Смех и горе
1871
Глава шестьдесят шестая
Уж я ходил-ходил, ходил-ходил по этой зале, нет ни ответа, ни привета, и казачок совсем как сквозь землю провалился.
Наконец растворяется дверь, и казачок тихо подходит на цыпочках и шепчет:
— Барин, — говорит, — изволят спрашивать: вы по делу или без дела?
Черт знает, думаю, что на это отвечать! Скажу, однако, если он бьет на такую официальность, что приехал по делу.
Малец пошел и опять выходит и говорит:
— По делу пожалуйте в присутствие.
— Ну, мол, — так поди скажи, что я без дела.
Пошел, но и опять является.
— Как, — говорит, — ваша фамилия?
— Ватажков, — говорю, — Ватажков, я же тебе сказал, что Ватажков.
Юркнул малец и возвращается с ответом, что барин-де сказал, что они никакого Сапожкова не знают.
То есть просто из терпения вывели!..
Рассвирепел я, завязал мальчишке дурака и ухожу, как вдруг, слышу, добродушным голосом кричат:
— Ах ты, заморская птица! Орест Маркович! воротись, брат, воротись! Я ведь думал, что черт знает кто, что с докладом входишь!

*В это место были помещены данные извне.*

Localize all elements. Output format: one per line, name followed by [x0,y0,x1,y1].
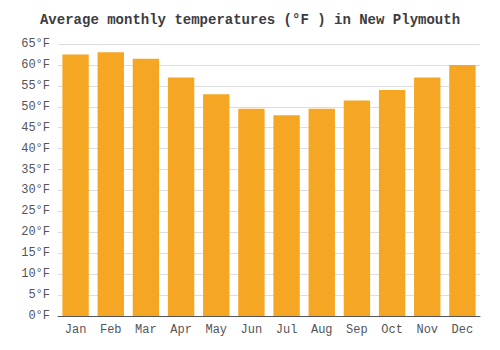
svg-text:Average monthly temperatures (: Average monthly temperatures (°F ) in Ne… [40,12,460,28]
svg-text:Apr: Apr [170,323,192,337]
svg-text:25°F: 25°F [21,204,50,218]
svg-text:55°F: 55°F [21,79,50,93]
svg-text:65°F: 65°F [21,37,50,51]
svg-text:30°F: 30°F [21,183,50,197]
svg-text:60°F: 60°F [21,58,50,72]
svg-text:Sep: Sep [346,323,368,337]
svg-text:May: May [205,323,227,337]
svg-text:5°F: 5°F [28,288,50,302]
svg-text:Feb: Feb [100,323,122,337]
svg-text:Jan: Jan [65,323,87,337]
svg-text:Jul: Jul [276,323,298,337]
svg-text:Jun: Jun [241,323,263,337]
svg-text:Oct: Oct [381,323,403,337]
svg-text:20°F: 20°F [21,225,50,239]
svg-text:0°F: 0°F [28,309,50,323]
svg-text:40°F: 40°F [21,142,50,156]
svg-text:15°F: 15°F [21,246,50,260]
svg-text:Nov: Nov [416,323,438,337]
svg-text:50°F: 50°F [21,100,50,114]
svg-text:35°F: 35°F [21,163,50,177]
svg-text:Dec: Dec [452,323,474,337]
svg-text:10°F: 10°F [21,267,50,281]
svg-text:45°F: 45°F [21,121,50,135]
svg-text:Mar: Mar [135,323,157,337]
svg-text:Aug: Aug [311,323,333,337]
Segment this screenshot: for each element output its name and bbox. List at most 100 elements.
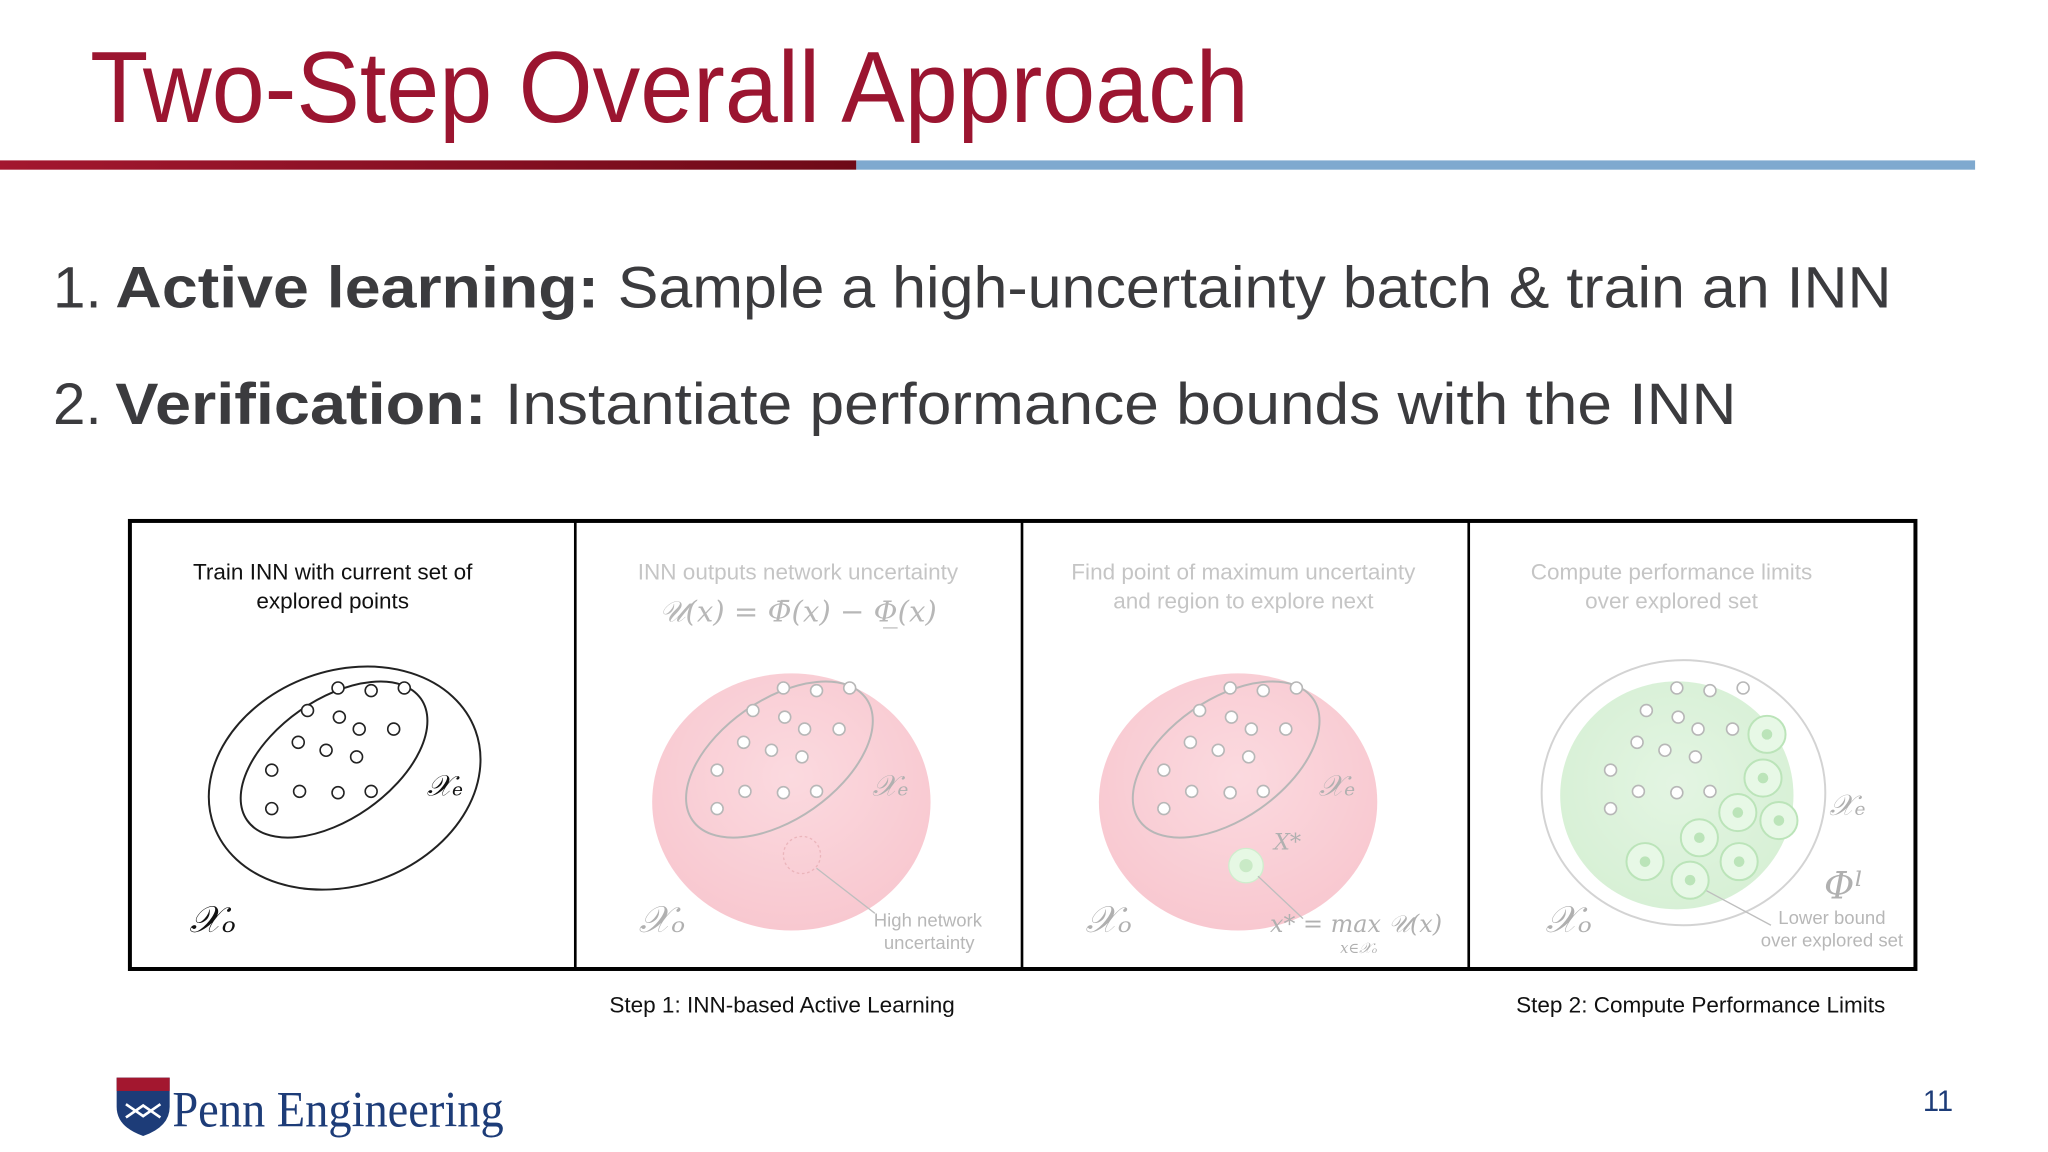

Гляжу, в окне красуется Василий Иванович Фортунатов — толст, сед, сопит и весь лоснится.
Возвращаюсь я, и облобызались.
Обыкновенные вопросы: что ты, как ты, откуда, давно ли, надолго ли? Ответив на этот допрос впопад и невпопад, начинаю сам любопытствовать.
— Как ты? — говорю. — Я ведь тебя оставил социалистом, республиканцем и спичкой, а теперь ты целая бочка.
— Ожирел, брат, — отвечает, — ожирел и одышка замучила.
— А убеждения, мол, каковы?
— Какие же убеждения: вон старшему сыну шестнадцатый год — уж за сестриными горничными волочится, а второму четырнадцать; все своим хребтом воздоил и, видишь, домишко себе сколотил, — теперь проприетер.
— Отчего же это ты по новым учреждениям-то не служишь, ни по судебной части и не ищешь места по земству?
— Зачем? пусть молодые послужат, а я вот еще годок — да в монастырь хочу.
— Ты в монастырь? Разве ты овдовел?
— Нет, жена, слава богу, здорова: да так, брат… грехи юности-то пора как-нибудь насмарку пускать.
— Да ведь ты еще и не стар.
— Стар не стар, а около пяти десятков вертится, а главное, все надоело. Модные эти учреждения, модные люди… ну их совсем к богу!
— А что такое? Обижают тебя, что ли?
— Нет, не то что обижают… Обижать-то где им обижать. Уж тоже хватил «обижать»! Кто-о? Сами к ставцу лицом сесть не умеют, да им меня обижать? Тьфу… мы их и сами еще забидим. Нет, брат, не обижают, а так… — Фортунатов вздохнул и добавил: — Довольно грешить.
Показалось мне, что старый приятель мой не только со мною хитрит и лицемерит, но даже и не задает себе труда врать поскладнее, и потому, чтобы положить этому конец, я прямо перешел к моей записке, которую я должен составить, и говорю, что прошу у него совета.
— Нет, душа моя, — отвечает он, — это по части новых людей, — к ним обращайся, а я к таким делам не касаюсь.
— Да я к новым-то уж обращался.
— Ну и что же: много умного наслушался?
Я рассказал.
Фортунатов расхохотался.
— Ах вы, прохвосты этакие, а еще как свиньи небо скопать хотят! Мы вон вчера одного из них в сумасшедший дом посадили, и всех бы их туда впору.
— А кого это, — спрашиваю, — вы посадили в сумасшедший дом?
— Становишку одного, Васильева.
— Боже мой! Ведь я его знаю! Философ.
— Ну вот, он и есть. Философию знает и богословию, всего Макария выштудировал и на службе состоит, а не знал, что мы на богословов-то не надеемся, а сами отцовское восточное православие оберегаем и у нас господствующей веры нельзя переменять. Под суд ведь угодил бы, поросенок цуцкой, и если бы «новым людям», не верующим в Бога, его отдать — засудили бы по законам; а ведь все же он человечишко! Я по старине направил все это на пункт помешательства.
— Ну?
— Ну, освидетельствовали его вчера и, убедивши его, что он не богослов, а бог ослов, посадили на время в сумасшедший дом.